Music has consistently been the top use case for smart speakers since the launch of the Amazon Echo 7 years ago. And we know that privacy is a top concern for users. A smart speaker, that sounds as good as Sonos (a well trusted and respected audio brand) that also has privacy and security at the absolute centre, with on-device processing is a no brainer for some.

Smaller language models mean complete on-device capabilities

While Amazon and Google will get to entirely on-device processing eventually, it’ll take them a lot longer. They have extremely wide and broad speech and language models. Alexa needs to transcribe all kinds of requests and accurately classify them. Everything from timers to music to calendars to news to skills to recipes to questions, you name it. Alexa, Google and Apple have to use the cloud to process this in many cases because they need the computing power to do so.

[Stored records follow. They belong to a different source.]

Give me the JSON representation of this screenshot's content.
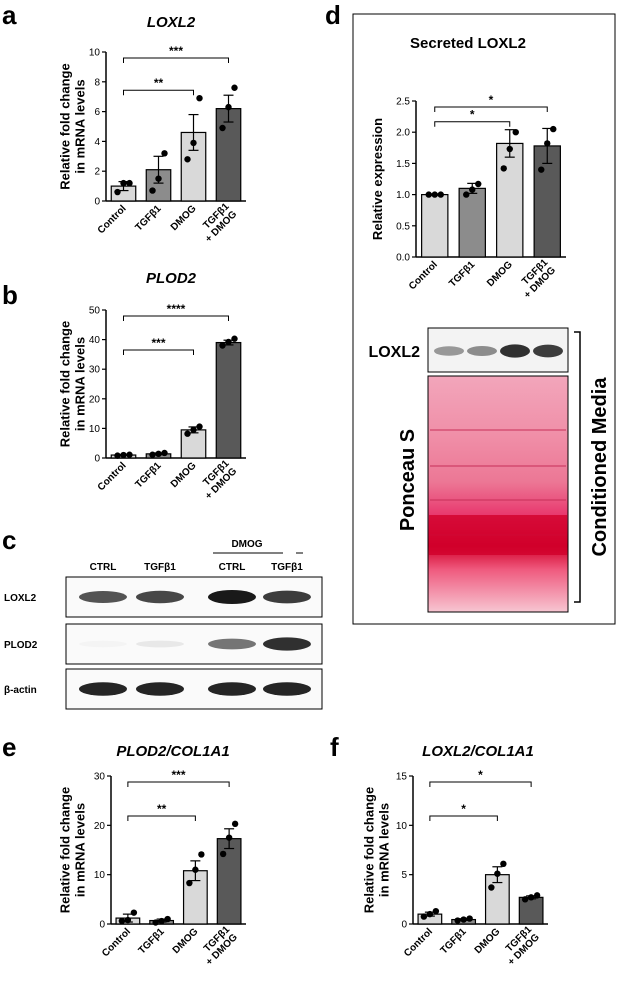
{
  "panels": {
    "a": "a",
    "b": "b",
    "c": "c",
    "d": "d",
    "e": "e",
    "f": "f"
  },
  "blot": {
    "groups": {
      "dmog": "DMOG"
    },
    "lanes": [
      "CTRL",
      "TGFβ1",
      "CTRL",
      "TGFβ1"
    ],
    "rows": [
      "LOXL2",
      "PLOD2",
      "β-actin"
    ],
    "intensities": [
      [
        0.75,
        0.8,
        1.0,
        0.85
      ],
      [
        0.05,
        0.1,
        0.6,
        0.9
      ],
      [
        0.95,
        0.95,
        0.95,
        0.95
      ]
    ]
  },
  "secreted": {
    "blot_label": "LOXL2",
    "ponceau_label": "Ponceau S",
    "bracket_label": "Conditioned Media",
    "loxl2_intensity": [
      0.45,
      0.5,
      0.9,
      0.85
    ]
  },
  "colors": {
    "control": "#d9d9d9",
    "tgfb1": "#8c8c8c",
    "dmog": "#d9d9d9",
    "tgfb1_dmog": "#595959",
    "ponceau": "#e8336b",
    "ponceau_band": "#d1002a"
  },
  "chart_data": [
    {
      "id": "a",
      "type": "bar",
      "title": "LOXL2",
      "ylabel": "Relative fold change in mRNA levels",
      "categories": [
        "Control",
        "TGFβ1",
        "DMOG",
        "TGFβ1 + DMOG"
      ],
      "values": [
        1.0,
        2.1,
        4.6,
        6.2
      ],
      "errors": [
        0.3,
        0.9,
        1.2,
        0.9
      ],
      "points": [
        [
          0.6,
          1.2,
          1.2
        ],
        [
          0.7,
          1.5,
          3.2
        ],
        [
          2.8,
          3.9,
          6.9
        ],
        [
          4.9,
          6.3,
          7.6
        ]
      ],
      "ylim": [
        0,
        10
      ],
      "yticks": [
        0,
        2,
        4,
        6,
        8,
        10
      ],
      "significance": [
        {
          "from": 0,
          "to": 2,
          "label": "**"
        },
        {
          "from": 0,
          "to": 3,
          "label": "***"
        }
      ]
    },
    {
      "id": "b",
      "type": "bar",
      "title": "PLOD2",
      "ylabel": "Relative fold change in mRNA levels",
      "categories": [
        "Control",
        "TGFβ1",
        "DMOG",
        "TGFβ1 + DMOG"
      ],
      "values": [
        1.0,
        1.4,
        9.5,
        39.0
      ],
      "errors": [
        0.2,
        0.3,
        1.0,
        0.8
      ],
      "points": [
        [
          0.8,
          1.0,
          1.1
        ],
        [
          1.1,
          1.4,
          1.7
        ],
        [
          8.2,
          9.5,
          10.6
        ],
        [
          38.0,
          39.2,
          40.3
        ]
      ],
      "ylim": [
        0,
        50
      ],
      "yticks": [
        0,
        10,
        20,
        30,
        40,
        50
      ],
      "significance": [
        {
          "from": 0,
          "to": 2,
          "label": "***"
        },
        {
          "from": 0,
          "to": 3,
          "label": "****"
        }
      ]
    },
    {
      "id": "d",
      "type": "bar",
      "title": "Secreted LOXL2",
      "ylabel": "Relative expression",
      "categories": [
        "Control",
        "TGFβ1",
        "DMOG",
        "TGFβ1 + DMOG"
      ],
      "values": [
        1.0,
        1.1,
        1.82,
        1.78
      ],
      "errors": [
        0.01,
        0.08,
        0.22,
        0.28
      ],
      "points": [
        [
          1.0,
          1.0,
          1.0
        ],
        [
          1.0,
          1.08,
          1.17
        ],
        [
          1.42,
          1.73,
          2.0
        ],
        [
          1.4,
          1.82,
          2.05
        ]
      ],
      "ylim": [
        0,
        2.5
      ],
      "yticks": [
        "0.0",
        "0.5",
        "1.0",
        "1.5",
        "2.0",
        "2.5"
      ],
      "significance": [
        {
          "from": 0,
          "to": 2,
          "label": "*"
        },
        {
          "from": 0,
          "to": 3,
          "label": "*"
        }
      ]
    },
    {
      "id": "e",
      "type": "bar",
      "title": "PLOD2/COL1A1",
      "ylabel": "Relative fold change in mRNA levels",
      "categories": [
        "Control",
        "TGFβ1",
        "DMOG",
        "TGFβ1 + DMOG"
      ],
      "values": [
        1.2,
        0.7,
        10.8,
        17.3
      ],
      "errors": [
        0.8,
        0.3,
        2.0,
        2.0
      ],
      "points": [
        [
          0.6,
          0.8,
          2.3
        ],
        [
          0.3,
          0.6,
          1.0
        ],
        [
          8.3,
          11.0,
          14.1
        ],
        [
          14.2,
          17.5,
          20.3
        ]
      ],
      "ylim": [
        0,
        30
      ],
      "yticks": [
        0,
        10,
        20,
        30
      ],
      "significance": [
        {
          "from": 0,
          "to": 2,
          "label": "**"
        },
        {
          "from": 0,
          "to": 3,
          "label": "***"
        }
      ]
    },
    {
      "id": "f",
      "type": "bar",
      "title": "LOXL2/COL1A1",
      "ylabel": "Relative fold change in mRNA levels",
      "categories": [
        "Control",
        "TGFβ1",
        "DMOG",
        "TGFβ1 + DMOG"
      ],
      "values": [
        1.0,
        0.45,
        5.0,
        2.7
      ],
      "errors": [
        0.2,
        0.08,
        0.8,
        0.15
      ],
      "points": [
        [
          0.75,
          1.0,
          1.3
        ],
        [
          0.35,
          0.45,
          0.55
        ],
        [
          3.7,
          5.1,
          6.1
        ],
        [
          2.5,
          2.7,
          2.9
        ]
      ],
      "ylim": [
        0,
        15
      ],
      "yticks": [
        0,
        5,
        10,
        15
      ],
      "significance": [
        {
          "from": 0,
          "to": 2,
          "label": "*"
        },
        {
          "from": 0,
          "to": 3,
          "label": "*"
        }
      ]
    }
  ]
}
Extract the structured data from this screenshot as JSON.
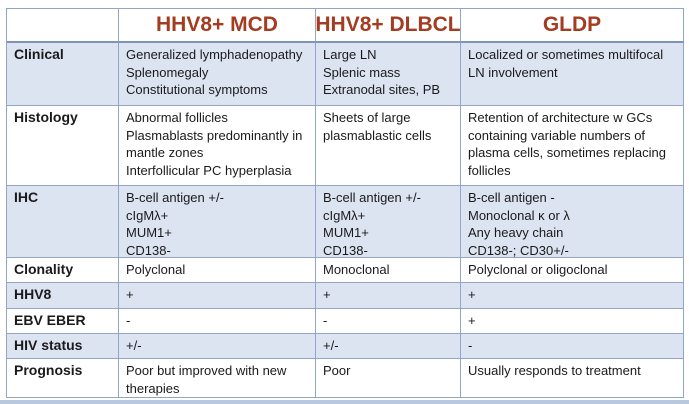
{
  "colors": {
    "border": "#93a5c6",
    "border_heavy": "#7e92ba",
    "band": "#dce3f1",
    "header_text": "#a33c21",
    "bottom_strip": "#bac8df",
    "body_text": "#1a1a1a"
  },
  "table": {
    "columns": [
      {
        "key": "label",
        "header": ""
      },
      {
        "key": "mcd",
        "header": "HHV8+ MCD"
      },
      {
        "key": "dlbcl",
        "header": "HHV8+ DLBCL"
      },
      {
        "key": "gldp",
        "header": "GLDP"
      }
    ],
    "rows": [
      {
        "key": "clinical",
        "label": "Clinical",
        "banded": true,
        "cells": [
          "Generalized lymphadenopathy\nSplenomegaly\nConstitutional symptoms",
          "Large LN\nSplenic mass\nExtranodal sites, PB",
          "Localized or sometimes multifocal LN involvement"
        ]
      },
      {
        "key": "histology",
        "label": "Histology",
        "banded": false,
        "cells": [
          "Abnormal follicles\nPlasmablasts predominantly in mantle zones\nInterfollicular PC hyperplasia",
          "Sheets of large plasmablastic cells",
          "Retention of architecture w GCs containing variable numbers of plasma cells, sometimes replacing follicles"
        ]
      },
      {
        "key": "ihc",
        "label": "IHC",
        "banded": true,
        "cells": [
          "B-cell antigen +/-\ncIgMλ+\nMUM1+\nCD138-",
          "B-cell antigen +/-\ncIgMλ+\nMUM1+\nCD138-",
          "B-cell antigen -\nMonoclonal κ or λ\nAny heavy chain\nCD138-; CD30+/-"
        ]
      },
      {
        "key": "clonality",
        "label": "Clonality",
        "banded": false,
        "cells": [
          "Polyclonal",
          "Monoclonal",
          "Polyclonal or oligoclonal"
        ]
      },
      {
        "key": "hhv8",
        "label": "HHV8",
        "banded": true,
        "cells": [
          "+",
          "+",
          "+"
        ]
      },
      {
        "key": "ebv-eber",
        "label": "EBV EBER",
        "banded": false,
        "cells": [
          "-",
          "-",
          "+"
        ]
      },
      {
        "key": "hiv-status",
        "label": "HIV status",
        "banded": true,
        "cells": [
          "+/-",
          "+/-",
          "-"
        ]
      },
      {
        "key": "prognosis",
        "label": "Prognosis",
        "banded": false,
        "cells": [
          "Poor but improved with new therapies",
          "Poor",
          "Usually responds to treatment"
        ]
      }
    ]
  }
}
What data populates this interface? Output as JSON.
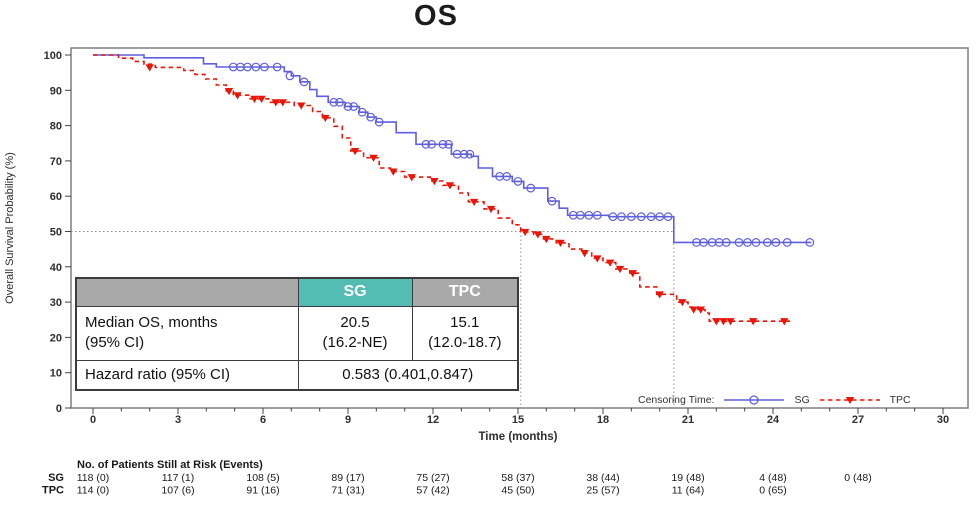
{
  "title": "OS",
  "colors": {
    "sg": "#5f5fdf",
    "tpc": "#e81508",
    "teal_header": "#53bdb3",
    "gray_header": "#a9a9a9",
    "frame": "#7f7f7f",
    "ref_line": "#8f8f8f",
    "tick_text": "#2e2e2e"
  },
  "legend": {
    "prefix": "Censoring Time:",
    "sg": "SG",
    "tpc": "TPC"
  },
  "inset_table": {
    "corner": "",
    "col_sg": "SG",
    "col_tpc": "TPC",
    "rows": [
      {
        "label": "Median OS, months\n(95% CI)",
        "sg": "20.5\n(16.2-NE)",
        "tpc": "15.1\n(12.0-18.7)"
      },
      {
        "label": "Hazard ratio (95% CI)",
        "value": "0.583 (0.401,0.847)"
      }
    ]
  },
  "risk_table": {
    "title": "No. of Patients Still at Risk (Events)",
    "rows": [
      {
        "label": "SG",
        "values": [
          "118 (0)",
          "117 (1)",
          "108 (5)",
          "89 (17)",
          "75 (27)",
          "58 (37)",
          "38 (44)",
          "19 (48)",
          "4 (48)",
          "0 (48)"
        ]
      },
      {
        "label": "TPC",
        "values": [
          "114 (0)",
          "107 (6)",
          "91 (16)",
          "71 (31)",
          "57 (42)",
          "45 (50)",
          "25 (57)",
          "11 (64)",
          "0 (65)"
        ]
      }
    ]
  },
  "chart_data": {
    "type": "line",
    "subtype": "kaplan-meier-step",
    "title": "OS",
    "xlabel": "Time (months)",
    "ylabel": "Overall Survival Probability (%)",
    "xlim": [
      0,
      30
    ],
    "ylim": [
      0,
      100
    ],
    "x_ticks": [
      0,
      3,
      6,
      9,
      12,
      15,
      18,
      21,
      24,
      27,
      30
    ],
    "x_minor_step": 1,
    "y_ticks": [
      0,
      10,
      20,
      30,
      40,
      50,
      60,
      70,
      80,
      90,
      100
    ],
    "grid": false,
    "legend_position": "bottom-right-inside",
    "reference_lines": {
      "horizontal_y": 50,
      "vertical_x": [
        15.1,
        20.5
      ]
    },
    "medians": {
      "SG": "20.5 (16.2-NE)",
      "TPC": "15.1 (12.0-18.7)",
      "hazard_ratio": "0.583 (0.401,0.847)"
    },
    "series": [
      {
        "name": "SG",
        "color": "#5f5fdf",
        "line_style": "solid",
        "marker": "open-circle",
        "steps": [
          [
            0,
            100
          ],
          [
            1.8,
            99.2
          ],
          [
            3.9,
            97.5
          ],
          [
            4.35,
            96.6
          ],
          [
            6.75,
            95.3
          ],
          [
            7.0,
            94.1
          ],
          [
            7.3,
            92.4
          ],
          [
            7.65,
            90.2
          ],
          [
            7.9,
            88.3
          ],
          [
            8.3,
            86.6
          ],
          [
            8.9,
            85.4
          ],
          [
            9.4,
            83.8
          ],
          [
            9.7,
            82.4
          ],
          [
            10.0,
            81.0
          ],
          [
            10.7,
            78.0
          ],
          [
            11.4,
            74.7
          ],
          [
            12.65,
            71.9
          ],
          [
            13.35,
            71.3
          ],
          [
            13.6,
            68.0
          ],
          [
            14.1,
            65.6
          ],
          [
            14.8,
            64.2
          ],
          [
            15.2,
            62.3
          ],
          [
            16.05,
            58.6
          ],
          [
            16.45,
            56.6
          ],
          [
            16.75,
            54.6
          ],
          [
            18.2,
            54.2
          ],
          [
            20.5,
            46.9
          ],
          [
            25.35,
            46.9
          ]
        ],
        "censor_marks": [
          [
            4.95,
            96.6
          ],
          [
            5.2,
            96.6
          ],
          [
            5.45,
            96.6
          ],
          [
            5.75,
            96.6
          ],
          [
            6.05,
            96.6
          ],
          [
            6.5,
            96.6
          ],
          [
            6.95,
            94.1
          ],
          [
            7.45,
            92.4
          ],
          [
            8.5,
            86.6
          ],
          [
            8.7,
            86.6
          ],
          [
            9.0,
            85.4
          ],
          [
            9.2,
            85.4
          ],
          [
            9.5,
            83.8
          ],
          [
            9.8,
            82.4
          ],
          [
            10.1,
            81.0
          ],
          [
            11.75,
            74.7
          ],
          [
            11.95,
            74.7
          ],
          [
            12.35,
            74.7
          ],
          [
            12.55,
            74.7
          ],
          [
            12.85,
            71.9
          ],
          [
            13.1,
            71.9
          ],
          [
            13.3,
            71.9
          ],
          [
            14.35,
            65.6
          ],
          [
            14.6,
            65.6
          ],
          [
            15.0,
            64.2
          ],
          [
            15.45,
            62.3
          ],
          [
            16.2,
            58.6
          ],
          [
            16.95,
            54.6
          ],
          [
            17.2,
            54.6
          ],
          [
            17.5,
            54.6
          ],
          [
            17.8,
            54.6
          ],
          [
            18.35,
            54.2
          ],
          [
            18.65,
            54.2
          ],
          [
            19.0,
            54.2
          ],
          [
            19.35,
            54.2
          ],
          [
            19.7,
            54.2
          ],
          [
            20.0,
            54.2
          ],
          [
            20.3,
            54.2
          ],
          [
            21.3,
            46.9
          ],
          [
            21.55,
            46.9
          ],
          [
            21.85,
            46.9
          ],
          [
            22.1,
            46.9
          ],
          [
            22.35,
            46.9
          ],
          [
            22.8,
            46.9
          ],
          [
            23.1,
            46.9
          ],
          [
            23.4,
            46.9
          ],
          [
            23.8,
            46.9
          ],
          [
            24.1,
            46.9
          ],
          [
            24.5,
            46.9
          ],
          [
            25.3,
            46.9
          ]
        ]
      },
      {
        "name": "TPC",
        "color": "#e81508",
        "line_style": "dashed",
        "marker": "filled-triangle-down",
        "steps": [
          [
            0,
            100
          ],
          [
            0.9,
            99.1
          ],
          [
            1.4,
            98.2
          ],
          [
            1.8,
            97.4
          ],
          [
            2.2,
            96.5
          ],
          [
            3.2,
            95.6
          ],
          [
            3.6,
            94.5
          ],
          [
            3.95,
            93.2
          ],
          [
            4.35,
            91.5
          ],
          [
            4.7,
            89.8
          ],
          [
            4.95,
            88.6
          ],
          [
            5.55,
            87.6
          ],
          [
            6.2,
            86.6
          ],
          [
            7.1,
            85.7
          ],
          [
            7.75,
            84.0
          ],
          [
            8.1,
            82.2
          ],
          [
            8.5,
            79.8
          ],
          [
            8.8,
            76.5
          ],
          [
            9.1,
            72.8
          ],
          [
            9.55,
            70.9
          ],
          [
            10.1,
            68.0
          ],
          [
            10.5,
            67.0
          ],
          [
            11.0,
            65.4
          ],
          [
            11.9,
            64.3
          ],
          [
            12.35,
            63.1
          ],
          [
            12.9,
            60.9
          ],
          [
            13.25,
            58.4
          ],
          [
            13.8,
            56.4
          ],
          [
            14.3,
            53.8
          ],
          [
            14.8,
            51.9
          ],
          [
            15.1,
            49.9
          ],
          [
            15.55,
            49.2
          ],
          [
            15.9,
            47.9
          ],
          [
            16.35,
            46.8
          ],
          [
            16.8,
            45.0
          ],
          [
            17.25,
            43.9
          ],
          [
            17.6,
            42.4
          ],
          [
            18.0,
            41.2
          ],
          [
            18.45,
            39.4
          ],
          [
            18.95,
            38.2
          ],
          [
            19.3,
            34.3
          ],
          [
            19.9,
            32.2
          ],
          [
            20.6,
            30.0
          ],
          [
            21.0,
            28.6
          ],
          [
            21.35,
            27.9
          ],
          [
            21.6,
            26.9
          ],
          [
            21.75,
            24.6
          ],
          [
            24.6,
            24.6
          ]
        ],
        "censor_marks": [
          [
            2.0,
            96.5
          ],
          [
            4.8,
            89.8
          ],
          [
            5.1,
            88.6
          ],
          [
            5.7,
            87.6
          ],
          [
            5.95,
            87.6
          ],
          [
            6.45,
            86.6
          ],
          [
            6.7,
            86.6
          ],
          [
            7.35,
            85.7
          ],
          [
            8.2,
            82.2
          ],
          [
            9.25,
            72.8
          ],
          [
            9.9,
            70.9
          ],
          [
            10.6,
            67.0
          ],
          [
            11.25,
            65.4
          ],
          [
            12.05,
            64.3
          ],
          [
            12.6,
            63.1
          ],
          [
            13.45,
            58.4
          ],
          [
            14.05,
            56.4
          ],
          [
            15.25,
            49.9
          ],
          [
            15.7,
            49.2
          ],
          [
            16.0,
            47.9
          ],
          [
            16.5,
            46.8
          ],
          [
            17.35,
            43.9
          ],
          [
            17.8,
            42.4
          ],
          [
            18.25,
            41.2
          ],
          [
            18.6,
            39.4
          ],
          [
            19.05,
            38.2
          ],
          [
            20.0,
            32.2
          ],
          [
            20.8,
            30.0
          ],
          [
            21.2,
            27.9
          ],
          [
            21.45,
            27.9
          ],
          [
            22.0,
            24.6
          ],
          [
            22.25,
            24.6
          ],
          [
            22.5,
            24.6
          ],
          [
            23.3,
            24.6
          ],
          [
            24.4,
            24.6
          ]
        ]
      }
    ]
  }
}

Sonos only needs to be able to understand music requests. And although that’s not a small task – Google found that there are over 5,000 ways to say “set an alarm” – nevertheless, it’s a much easier task than to understand everything.

Sonos is in a strong position

That means that Sonos, with its music-specific language model will only need to send specific song titles, artist names, playlist names etc, to the cloud in order to play the right song. And it’ll only need an internet connection for the music streaming element, and to push language model updates for things like new song or album titles, artist names and playlists.

Up until now, privacy focused voice processing has been reserved for specific devices produced by the largest companies in the world. Now, there’s a true contender. And it could help increase confidence and build trust in voice user interfaces in general, which would be good for all of us.